Purfleet, where my house Carfax stood, was, as I may have mentioned before, a semiurban district of Essex on the north bank of the Thames, some fifteen miles east of the heart of London. The teamsters grumbled and used good English words that I had never heard from Harker’s lips, or read in books, as they heaved and pushed, and carried and slid the lord of the manor into his new home. My own delivery instructions, passed along through Dillington and Son, were followed faithfully enough, and by about eight-thirty in the evening my installation had been completed. The footsteps of the last laborer departed and there came to my glad ears the sound of the doors being pulled shut behind him. At about nine o’clock in the evening I emerged from my coffin, eager as a child to explore my new home.
I found myself standing in a ruined chapel, obviously built before my time, and giving evidence of having stood untenanted by breathing folk for perhaps as long as my own castle. Such remote, comforting privacy for my retreat, and London hardly more than walking distance off. I blessed Harker and Hawkins, stretched my arms high in my joy, and came near laughing for the first time since my first wife killed herself … a dear girl, b
ut she became quite mad, and jumped from a castle parapet back near the middle of my breathing days. There was not much softness in me before that bitter day, but ever since there has been almost none at all …

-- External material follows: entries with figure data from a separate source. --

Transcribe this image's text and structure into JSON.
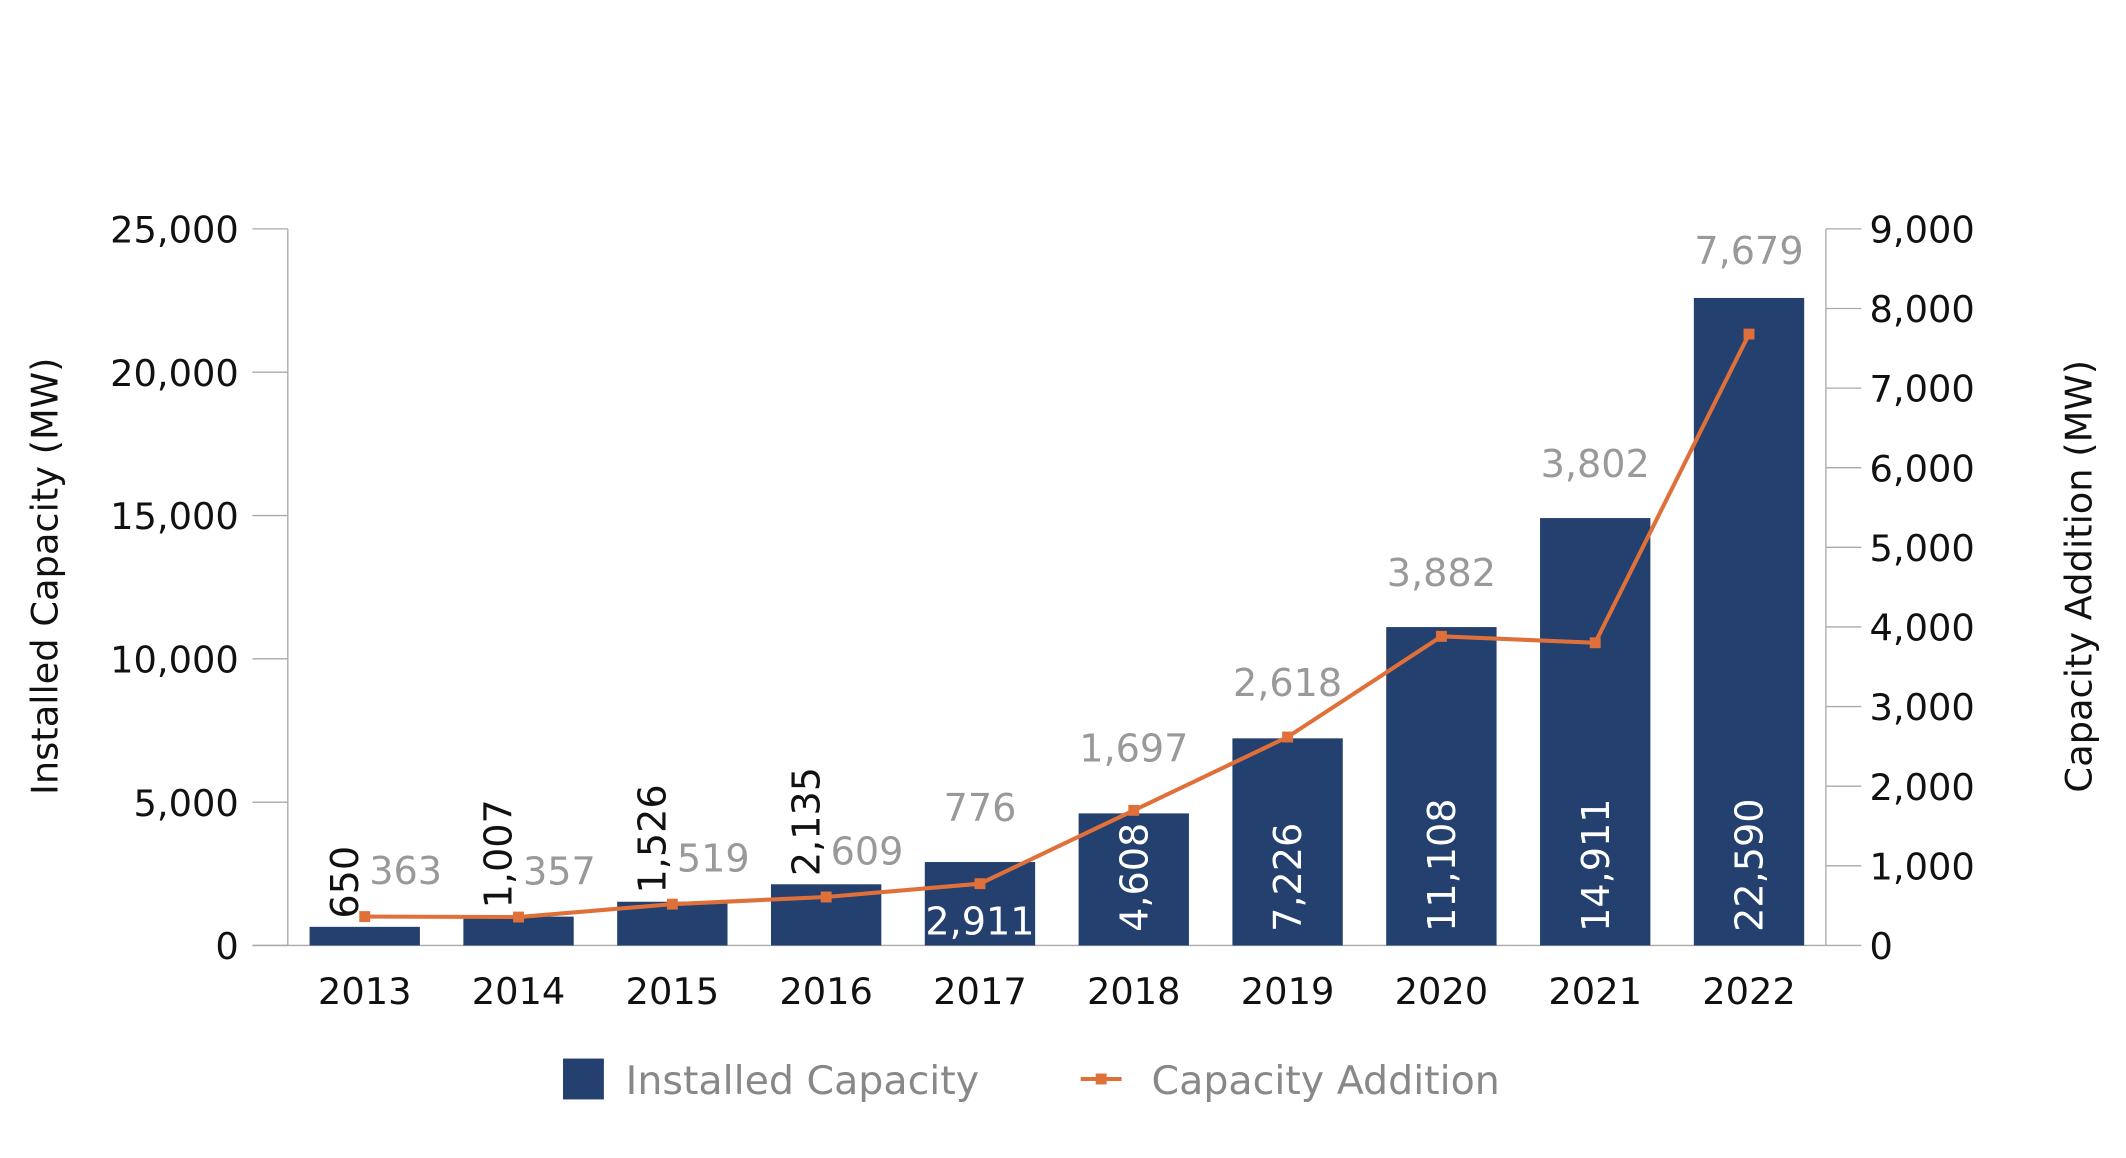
{
  "chart_data": {
    "type": "bar+line",
    "categories": [
      "2013",
      "2014",
      "2015",
      "2016",
      "2017",
      "2018",
      "2019",
      "2020",
      "2021",
      "2022"
    ],
    "series": [
      {
        "name": "Installed Capacity",
        "type": "bar",
        "axis": "left",
        "color": "#23406f",
        "values": [
          650,
          1007,
          1526,
          2135,
          2911,
          4608,
          7226,
          11108,
          14911,
          22590
        ],
        "labels": [
          "650",
          "1,007",
          "1,526",
          "2,135",
          "2,911",
          "4,608",
          "7,226",
          "11,108",
          "14,911",
          "22,590"
        ]
      },
      {
        "name": "Capacity Addition",
        "type": "line",
        "axis": "right",
        "color": "#e0703a",
        "values": [
          363,
          357,
          519,
          609,
          776,
          1697,
          2618,
          3882,
          3802,
          7679
        ],
        "labels": [
          "363",
          "357",
          "519",
          "609",
          "776",
          "1,697",
          "2,618",
          "3,882",
          "3,802",
          "7,679"
        ]
      }
    ],
    "ylabel": "Installed Capacity (MW)",
    "y2label": "Capacity Addition (MW)",
    "ylim": [
      0,
      25000
    ],
    "y2lim": [
      0,
      9000
    ],
    "yticks": [
      "0",
      "5,000",
      "10,000",
      "15,000",
      "20,000",
      "25,000"
    ],
    "y2ticks": [
      "0",
      "1,000",
      "2,000",
      "3,000",
      "4,000",
      "5,000",
      "6,000",
      "7,000",
      "8,000",
      "9,000"
    ],
    "grid": false,
    "legend": "bottom"
  }
}
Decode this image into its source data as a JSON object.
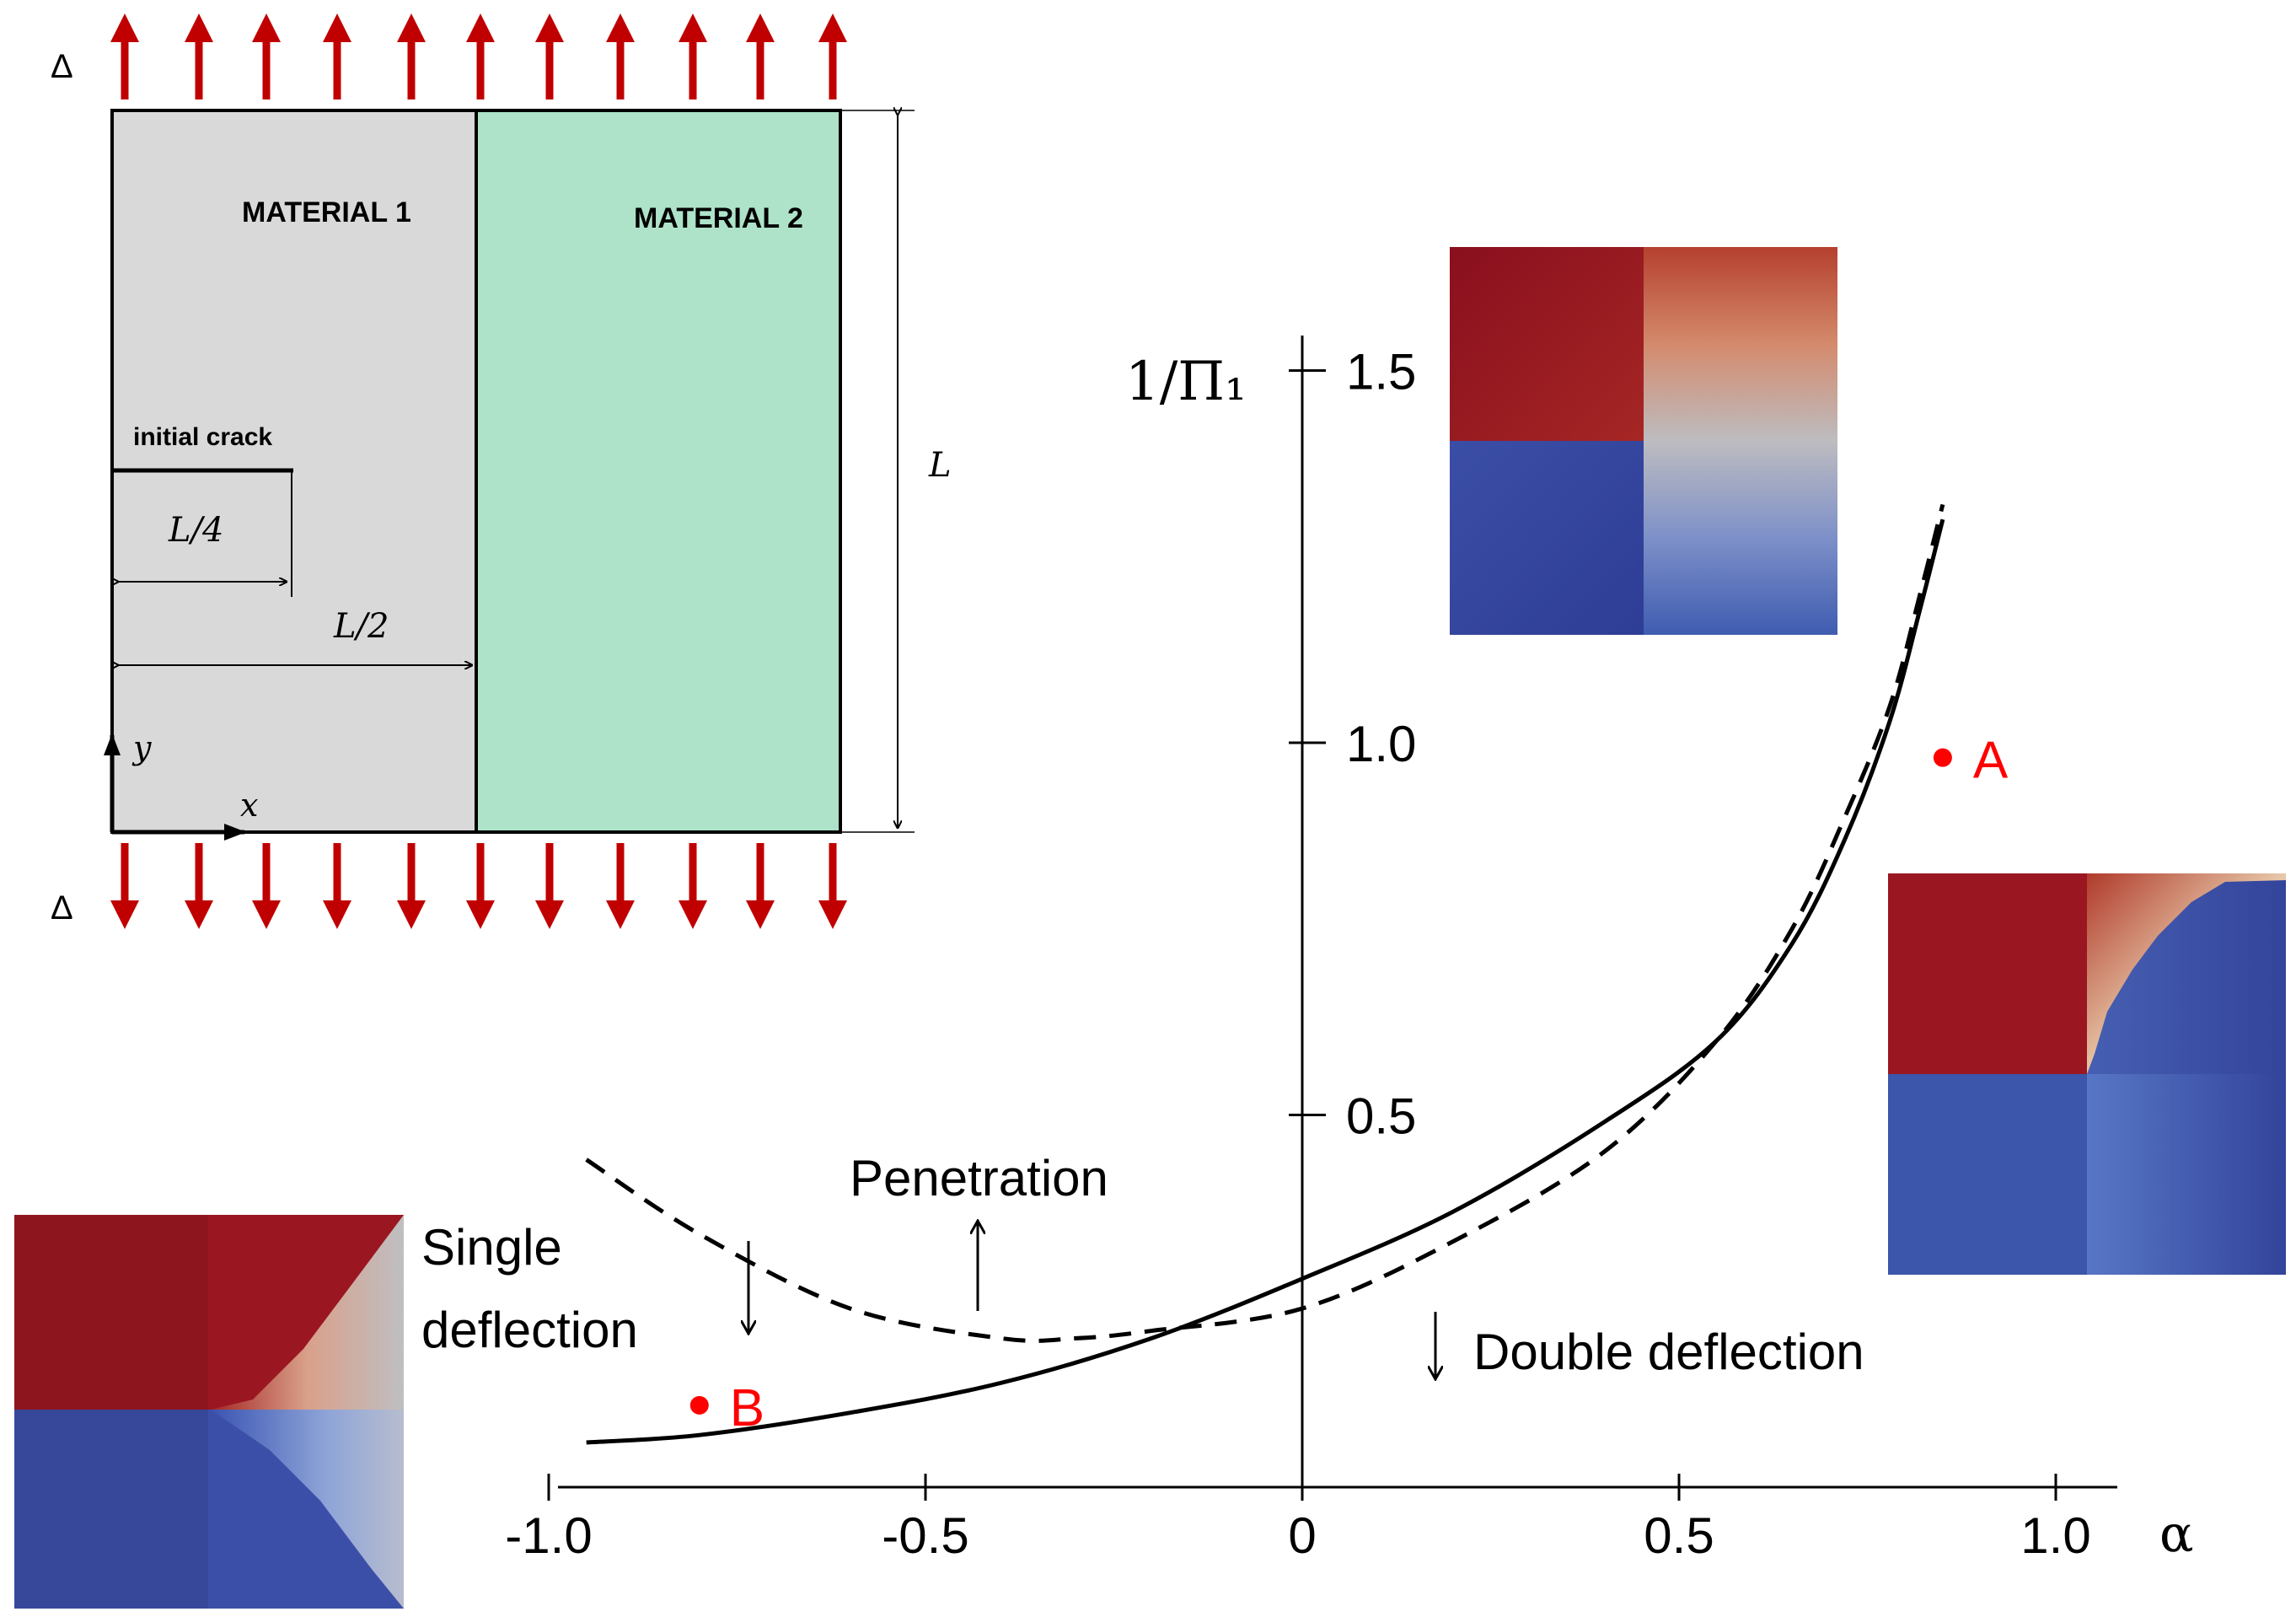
{
  "schematic": {
    "load_label_top": "Δ",
    "load_label_bottom": "Δ",
    "material1_label": "MATERIAL 1",
    "material2_label": "MATERIAL 2",
    "crack_label": "initial crack",
    "dim_crack": "L/4",
    "dim_half": "L/2",
    "dim_height": "L",
    "axis_x": "x",
    "axis_y": "y",
    "colors": {
      "material1": "#d9d9d9",
      "material2": "#aee3c9",
      "load_arrow": "#c00000"
    }
  },
  "chart_data": {
    "type": "line",
    "title": "",
    "xlabel": "α",
    "ylabel": "1/Π₁",
    "xlim": [
      -1.0,
      1.0
    ],
    "ylim": [
      0,
      1.5
    ],
    "x_ticks": [
      -1.0,
      -0.5,
      0,
      0.5,
      1.0
    ],
    "x_tick_labels": [
      "-1.0",
      "-0.5",
      "0",
      "0.5",
      "1.0"
    ],
    "y_ticks": [
      0.5,
      1.0,
      1.5
    ],
    "y_tick_labels": [
      "0.5",
      "1.0",
      "1.5"
    ],
    "series": [
      {
        "name": "double deflection boundary",
        "style": "solid",
        "x": [
          -0.95,
          -0.8,
          -0.6,
          -0.4,
          -0.2,
          0.0,
          0.2,
          0.4,
          0.55,
          0.65,
          0.72,
          0.78,
          0.82,
          0.85
        ],
        "y": [
          0.06,
          0.07,
          0.1,
          0.14,
          0.2,
          0.28,
          0.37,
          0.49,
          0.6,
          0.73,
          0.87,
          1.03,
          1.18,
          1.3
        ]
      },
      {
        "name": "penetration boundary",
        "style": "dashed",
        "x": [
          -0.95,
          -0.8,
          -0.6,
          -0.4,
          -0.3,
          -0.2,
          0.0,
          0.2,
          0.4,
          0.55,
          0.65,
          0.72,
          0.78,
          0.82,
          0.85
        ],
        "y": [
          0.44,
          0.34,
          0.24,
          0.2,
          0.2,
          0.21,
          0.24,
          0.33,
          0.45,
          0.6,
          0.75,
          0.9,
          1.05,
          1.2,
          1.32
        ]
      }
    ],
    "points": [
      {
        "label": "A",
        "x": 0.85,
        "y": 0.98
      },
      {
        "label": "B",
        "x": -0.8,
        "y": 0.11
      }
    ],
    "region_labels": {
      "penetration": "Penetration",
      "single_line1": "Single",
      "single_line2": "deflection",
      "double": "Double deflection"
    },
    "point_color": "#ff0000"
  }
}
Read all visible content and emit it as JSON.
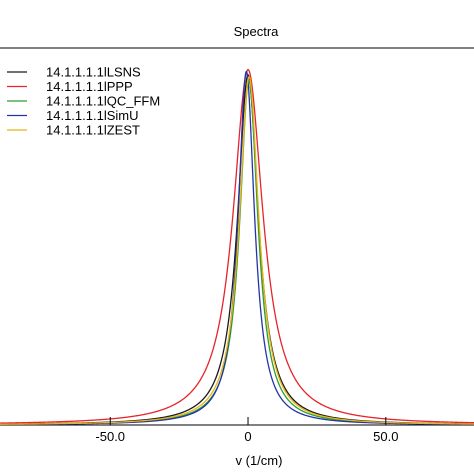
{
  "chart_data": {
    "type": "line",
    "title": "Spectra",
    "xlabel": "v (1/cm)",
    "ylabel": "",
    "xlim": [
      -90,
      82
    ],
    "ylim": [
      0,
      1.05
    ],
    "xticks": [
      -50,
      0,
      50
    ],
    "xtick_labels": [
      "-50.0",
      "0",
      "50.0"
    ],
    "grid": false,
    "legend": "top-left",
    "series": [
      {
        "name": "14.1.1.1.1lLSNS",
        "color": "#1a1a1a",
        "center": 0.0,
        "hwhm": 4.6,
        "peak": 0.975
      },
      {
        "name": "14.1.1.1.1lPPP",
        "color": "#e8232a",
        "center": 0.0,
        "hwhm": 6.6,
        "peak": 0.99
      },
      {
        "name": "14.1.1.1.1lQC_FFM",
        "color": "#2e9e2e",
        "center": 0.3,
        "hwhm": 4.0,
        "peak": 0.96
      },
      {
        "name": "14.1.1.1.1lSimU",
        "color": "#2633a8",
        "center": -0.6,
        "hwhm": 3.6,
        "peak": 0.985
      },
      {
        "name": "14.1.1.1.1lZEST",
        "color": "#e8b417",
        "center": 0.4,
        "hwhm": 4.3,
        "peak": 0.97
      }
    ]
  }
}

Where was I? Yes, describing my first evening at Carfax. A memorable night. Eagerly I toured the vast, deserted, crumbling house, talking now and then to rats, and then I explored the surrounding wooded acreage. Also I remembered to unpack from its nest of mold and earth my traveling bag with its freight of money and new clothes. The latter I hung up where they might stay free of damp and remain in a presentable condition until I should have occasion to try them in society. What foolish thoughts I doted on …
During the centuries of my existence it has become my firm conviction that they are right who maintain the nonexistence, in a strict sense, of such a thing as sheer coincidence. Yes, I nursed foolish thoughts. How could I have known that Carfax, purchased by myself from a thousand miles away, adjoined a lunatic asylum governed by a man, Dr. John Seward, who had recently, though unsuccessfully, proposed marriage to my slender, passionate blonde of the churchyard and windowsill? And this fact is not the only, nor perhaps the most remarkable, link in the chain of “coincidence” — for want of a better term — that bound my fate so inextricably with those of Harker, Mina, Lucy, Van Helsing, and the rest. Who could have guessed that the sturdy young woman who had come to succor Lucy in the Whitby churchyard was in fact the fiancee, and would soon be the bride, of young Harker, whom I had left behind me in Castle Dracula? He at that very moment was tossing deliriously with what was then called brain fever, in a hospital bed in Budapest, unidentifiable by the good sisters who had him in their care. After climbing down the castle wall with a pocketful of stolen gold, he made his way somehow to the railway station at Klausenberg, where he had rushed in shouting incoherently for a ticket home. Employees in the station, “seeing from his violent demeanor that he was English,” hastened to accept most of his money and put him on a train going in the proper direction. He got only to Budapest before he had to be hospitalized for what would now be called a nervous breakdown.